International Journal of Cardiovascular Sciences. 29/set/2020;33(5):506-8.
After a STEMI, is Less Sugar more Protective to Myocardium?
Este Editorial é referido pelo Artigo de Pesquisa "Does Tight Glucose Control During the First 24 hours of Hospitalization Reduce Scintigraphic Infarct Size in STEMI Patients?".
The infarct size reduction in acute myocardial infarction (AMI) has been studied for more than 50 years. Animal experiments were conducted in the 1970s, followed by the first clinical studies to reduce infarct size (IS), with fibrinolytic agents or with mechanical coronary angioplasty (PTCA).

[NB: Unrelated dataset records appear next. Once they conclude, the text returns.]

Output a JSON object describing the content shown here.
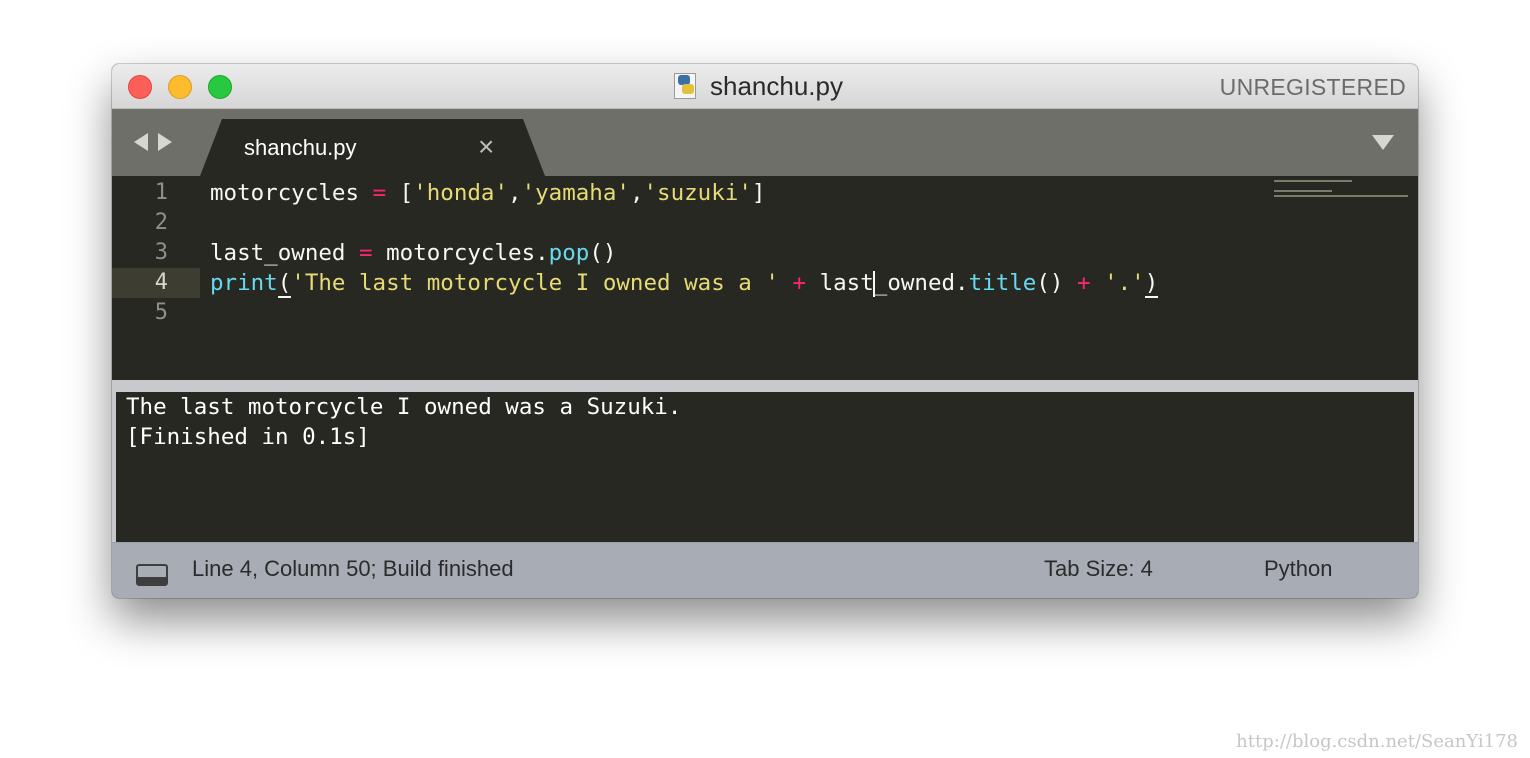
{
  "window": {
    "title": "shanchu.py",
    "license": "UNREGISTERED"
  },
  "tabs": [
    {
      "label": "shanchu.py",
      "close_glyph": "×"
    }
  ],
  "editor": {
    "line_numbers": [
      "1",
      "2",
      "3",
      "4",
      "5"
    ],
    "active_line": 4,
    "lines": {
      "l1": {
        "t1": "motorcycles ",
        "t2": "=",
        "t3": " [",
        "t4": "'honda'",
        "t5": ",",
        "t6": "'yamaha'",
        "t7": ",",
        "t8": "'suzuki'",
        "t9": "]"
      },
      "l3": {
        "t1": "last_owned ",
        "t2": "=",
        "t3": " motorcycles.",
        "t4": "pop",
        "t5": "()"
      },
      "l4": {
        "t1": "print",
        "t2": "(",
        "t3": "'The last motorcycle I owned was a '",
        "t4": " ",
        "t5": "+",
        "t6": " last",
        "t7": "_owned.",
        "t8": "title",
        "t9": "() ",
        "t10": "+",
        "t11": " ",
        "t12": "'.'",
        "t13": ")"
      }
    }
  },
  "output": {
    "lines": [
      "The last motorcycle I owned was a Suzuki.",
      "[Finished in 0.1s]"
    ]
  },
  "status": {
    "position": "Line 4, Column 50; Build finished",
    "tab_size": "Tab Size: 4",
    "syntax": "Python"
  },
  "watermark": "http://blog.csdn.net/SeanYi178",
  "icons": {
    "file": "python-file-icon",
    "panel": "panel-toggle-icon"
  },
  "colors": {
    "background": "#272822",
    "string": "#e6db74",
    "operator": "#f92672",
    "function": "#66d9ef",
    "text": "#f8f8f2"
  }
}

The clinical experience of coronary reperfusion indicated that left ventricle function was not normalized in 30% of the patients, and despite unblocking the epicardial vessel, demonstrated hemodynamically, there was no equivalent in myocardial perfusion. New concepts emerged such as reperfusion injury, microvascular dysfunction, “no-reflow” phenomenon, and stunned and hibernating myocardium, which became the focus of basic research and clinical investigation. To improve characterization, different technologies were used, such as contrast echocardiography, isotopic studies, including positron emission tomography, and magnetic resonance.
Cardioprotection (CP) aims to reduce IS and improve clinical outcomes. The translation of CP from preclinical and promising proof-of-concept studies to clinical benefit (CB) for patients has been quite unsatisfactory. Almost all these studies that did not translate into CB had infarct size reduction as the primary endpoint and used protocols selected to achieve IS reduction.